Германия: философия XIX – начала XX вв. Том 6. Иррациональность. Часть 1 - страница 74

Шрифт
Интервал


И только совершенная реализация! Под таким знанием следует понимать такое, при котором объект полностью виден со всех сторон, изнутри и снаружи. И это та наука, с которой мы хотим познакомить людей, хотя сама она на это не способна. Никто и никогда не достигал того уровня, когда мы обладаем знаниями. Для этого нет необходимых предварительных условий; совершенное знание требует субъекта, совершенного во всех отношениях, умственно и физически, в самом себе и в своей внешней жизненной ситуации, и объекта для познания, который должным образом подготовлен. Так является ли наше знание дерзкой уверенностью, сочетающейся со всевозможным невежеством?

На мой взгляд, основные черты только что описанной книги «Quod nihil scitur» явно обнаруживают точку зрения, сходную с той, что представлена в книге «De docta ignorantia». Санчес апеллирует к тем же авторитетам, что и Кузанус, к столь ученому Сократу и к самому мудрому и ученому из всех, к Соломону, в пользу правильности того же самого. Конечно, сама по себе эта ссылка не является решающей; но есть еще и тот факт, что оба они преследуют одну и ту же цель в своих тщательных исследованиях. Ведь Санчес, как и Кузанус, имел в виду, как он сам утверждает, создать в меру своих сил надежную, легко понятную науку, но не ту, что полна чудовищных и выдуманных представлений, которые, будучи чуждыми истине предмета, служат лишь для того, чтобы высветить глубокий ум писателя, а не для того, чтобы наставлять относительно предметов. Различие между совершенным и несовершенным знанием также заслуживает упоминания. Конечно, по понятным причинам Санчесу незачем приводить примеры совершенного знания там, где он хочет доказать наше невежество, но, похоже, он не полностью исключил его из своей мысли. На это указывает конец этой странной книжки, где он обещает в другой раз сам приблизиться к исследованию вещей, чтобы понять, известно ли что-нибудь и как это сделать. Этот намек в конце был бы совершенно излишним, если бы в его основе не лежало намерение заранее привлечь внимание к области совершенного знания.
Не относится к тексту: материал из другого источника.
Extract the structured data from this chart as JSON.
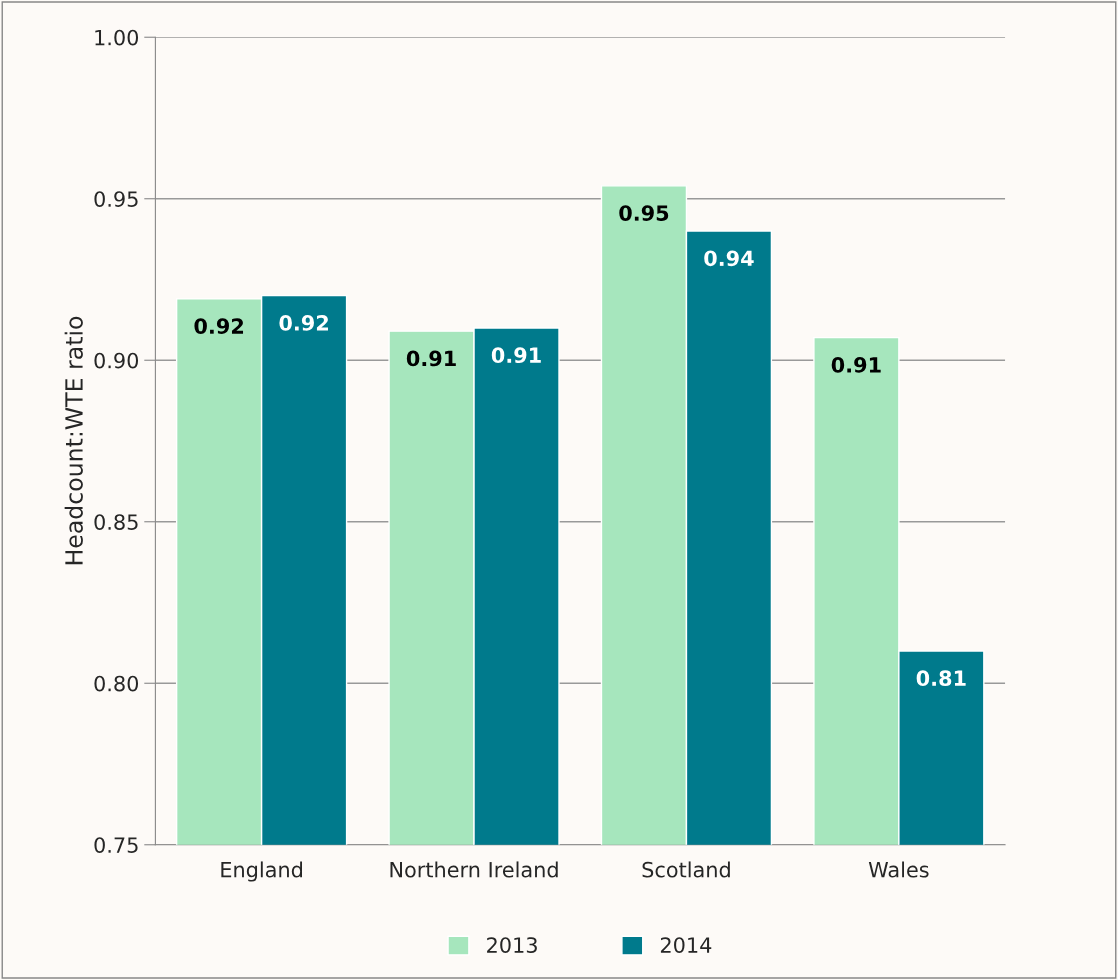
{
  "chart_data": {
    "type": "bar",
    "ylabel": "Headcount:WTE ratio",
    "categories": [
      "England",
      "Northern Ireland",
      "Scotland",
      "Wales"
    ],
    "series": [
      {
        "name": "2013",
        "color": "#a6e6bd",
        "values": [
          0.919,
          0.909,
          0.954,
          0.907
        ],
        "value_labels": [
          "0.92",
          "0.91",
          "0.95",
          "0.91"
        ]
      },
      {
        "name": "2014",
        "color": "#007a8c",
        "values": [
          0.92,
          0.91,
          0.94,
          0.81
        ],
        "value_labels": [
          "0.92",
          "0.91",
          "0.94",
          "0.81"
        ]
      }
    ],
    "ylim": [
      0.75,
      1.0
    ],
    "yticks": [
      "0.75",
      "0.80",
      "0.85",
      "0.90",
      "0.95",
      "1.00"
    ],
    "grid": "y",
    "legend": "bottom"
  }
}
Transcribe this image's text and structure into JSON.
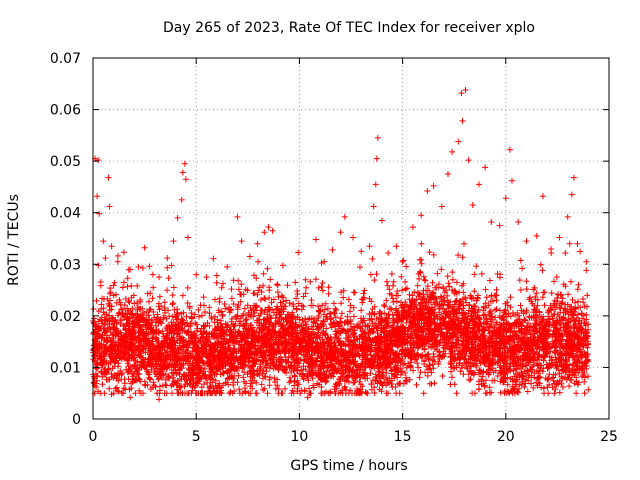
{
  "chart_data": {
    "type": "scatter",
    "title": "Day 265 of 2023, Rate Of TEC Index for receiver xplo",
    "xlabel": "GPS time / hours",
    "ylabel": "ROTI / TECUs",
    "xlim": [
      0,
      25
    ],
    "ylim": [
      0,
      0.07
    ],
    "x_ticks": [
      0,
      5,
      10,
      15,
      20,
      25
    ],
    "x_tick_labels": [
      "0",
      "5",
      "10",
      "15",
      "20",
      "25"
    ],
    "y_ticks": [
      0,
      0.01,
      0.02,
      0.03,
      0.04,
      0.05,
      0.06,
      0.07
    ],
    "y_tick_labels": [
      "0",
      "0.01",
      "0.02",
      "0.03",
      "0.04",
      "0.05",
      "0.06",
      "0.07"
    ],
    "grid": true,
    "marker": "plus",
    "marker_color": "#ff0000",
    "data_range_hours": [
      0,
      24
    ],
    "series": [
      {
        "name": "ROTI",
        "points": [
          [
            0.1,
            0.0505
          ],
          [
            0.25,
            0.0502
          ],
          [
            0.2,
            0.0432
          ],
          [
            0.3,
            0.0398
          ],
          [
            0.5,
            0.0345
          ],
          [
            0.6,
            0.0312
          ],
          [
            0.75,
            0.0468
          ],
          [
            0.8,
            0.0412
          ],
          [
            0.9,
            0.0335
          ],
          [
            1.2,
            0.0305
          ],
          [
            1.5,
            0.0265
          ],
          [
            1.8,
            0.029
          ],
          [
            2.2,
            0.0295
          ],
          [
            2.5,
            0.0332
          ],
          [
            2.9,
            0.028
          ],
          [
            3.2,
            0.0275
          ],
          [
            3.6,
            0.0312
          ],
          [
            3.9,
            0.0345
          ],
          [
            4.1,
            0.039
          ],
          [
            4.3,
            0.0425
          ],
          [
            4.35,
            0.0478
          ],
          [
            4.45,
            0.0495
          ],
          [
            4.5,
            0.0465
          ],
          [
            4.6,
            0.0352
          ],
          [
            5.0,
            0.028
          ],
          [
            5.5,
            0.0275
          ],
          [
            6.0,
            0.0278
          ],
          [
            6.5,
            0.0295
          ],
          [
            7.0,
            0.0392
          ],
          [
            7.2,
            0.0345
          ],
          [
            7.6,
            0.0315
          ],
          [
            8.0,
            0.0305
          ],
          [
            8.3,
            0.0362
          ],
          [
            8.5,
            0.0372
          ],
          [
            8.7,
            0.0365
          ],
          [
            9.2,
            0.0298
          ],
          [
            9.8,
            0.0265
          ],
          [
            10.3,
            0.027
          ],
          [
            10.8,
            0.0348
          ],
          [
            11.2,
            0.0305
          ],
          [
            11.6,
            0.0328
          ],
          [
            12.0,
            0.0362
          ],
          [
            12.2,
            0.0392
          ],
          [
            12.6,
            0.0352
          ],
          [
            13.0,
            0.0325
          ],
          [
            13.4,
            0.0335
          ],
          [
            13.6,
            0.0412
          ],
          [
            13.7,
            0.0455
          ],
          [
            13.75,
            0.0505
          ],
          [
            13.8,
            0.0545
          ],
          [
            14.0,
            0.0385
          ],
          [
            14.3,
            0.0322
          ],
          [
            14.7,
            0.0335
          ],
          [
            15.0,
            0.0305
          ],
          [
            15.5,
            0.0372
          ],
          [
            15.9,
            0.0395
          ],
          [
            16.2,
            0.0442
          ],
          [
            16.5,
            0.0452
          ],
          [
            16.9,
            0.0412
          ],
          [
            17.2,
            0.0475
          ],
          [
            17.4,
            0.0518
          ],
          [
            17.7,
            0.0538
          ],
          [
            17.85,
            0.0632
          ],
          [
            17.9,
            0.0578
          ],
          [
            18.05,
            0.0638
          ],
          [
            18.2,
            0.0502
          ],
          [
            18.4,
            0.0415
          ],
          [
            18.7,
            0.0455
          ],
          [
            19.0,
            0.0488
          ],
          [
            19.3,
            0.0382
          ],
          [
            19.7,
            0.0375
          ],
          [
            20.0,
            0.0428
          ],
          [
            20.2,
            0.0522
          ],
          [
            20.3,
            0.0462
          ],
          [
            20.6,
            0.0382
          ],
          [
            21.0,
            0.0345
          ],
          [
            21.5,
            0.0355
          ],
          [
            21.8,
            0.0432
          ],
          [
            22.2,
            0.0322
          ],
          [
            22.6,
            0.0352
          ],
          [
            23.0,
            0.0392
          ],
          [
            23.2,
            0.0435
          ],
          [
            23.3,
            0.0468
          ],
          [
            23.6,
            0.0325
          ],
          [
            23.9,
            0.0305
          ],
          [
            0.15,
            0.0062
          ],
          [
            0.9,
            0.0048
          ],
          [
            1.8,
            0.0042
          ],
          [
            3.2,
            0.0038
          ],
          [
            4.8,
            0.0062
          ],
          [
            6.2,
            0.0055
          ],
          [
            7.4,
            0.0052
          ],
          [
            9.0,
            0.0058
          ],
          [
            10.4,
            0.0042
          ],
          [
            11.7,
            0.0058
          ],
          [
            13.2,
            0.0052
          ],
          [
            14.5,
            0.0062
          ],
          [
            16.4,
            0.0068
          ],
          [
            18.7,
            0.0058
          ],
          [
            20.9,
            0.0062
          ],
          [
            22.5,
            0.0072
          ],
          [
            23.8,
            0.0072
          ]
        ]
      }
    ]
  }
}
Можно даже указать, какую область он имел в виду. Ведь если человек не может в совершенстве познать то, что он не создал, то он, очевидно, в совершенстве познает то, что создал, а единственная область, в которой человек действует как второй Бог, – это математика. Здесь, по мнению Санчеса, также должна существовать наука, совершенная наука, в которой, как известно, объект полностью виден со всех сторон, изнутри и снаружи. В остальном же преобладает невежество, ибо, как и в случае с Кузанусом, применима фраза: то, что мы не произвели, мы не в состоянии полностью распознать. Более того, по мнению обоих мыслителей, между бесконечным и конечным нет пропорции, а учитывая тесную связь всех вещей друг с другом, если не известно одно, то не известны и другие. Ввиду этого мы помогаем себе, делая предположения, coniectare; и это предположение, как можно показать, относится к Санчесу в той же мере, что и к опыту, поэтому, конечно, обозначает нечто большее, чем просто отрицательное «ignorare», более того, подобно предположению, которое все же должно признавать несколько взаимоисключающих утверждений равно действительными рядом с собой, обозначает полностью, как у Кузануса, утверждение, которое относительно верно, т.е. не неверно и все же истинно. Т.е. не неверное и в то же время не полностью верное, часть, момент полностью верного и в данный момент наиболее верного в сложившихся обстоятельствах.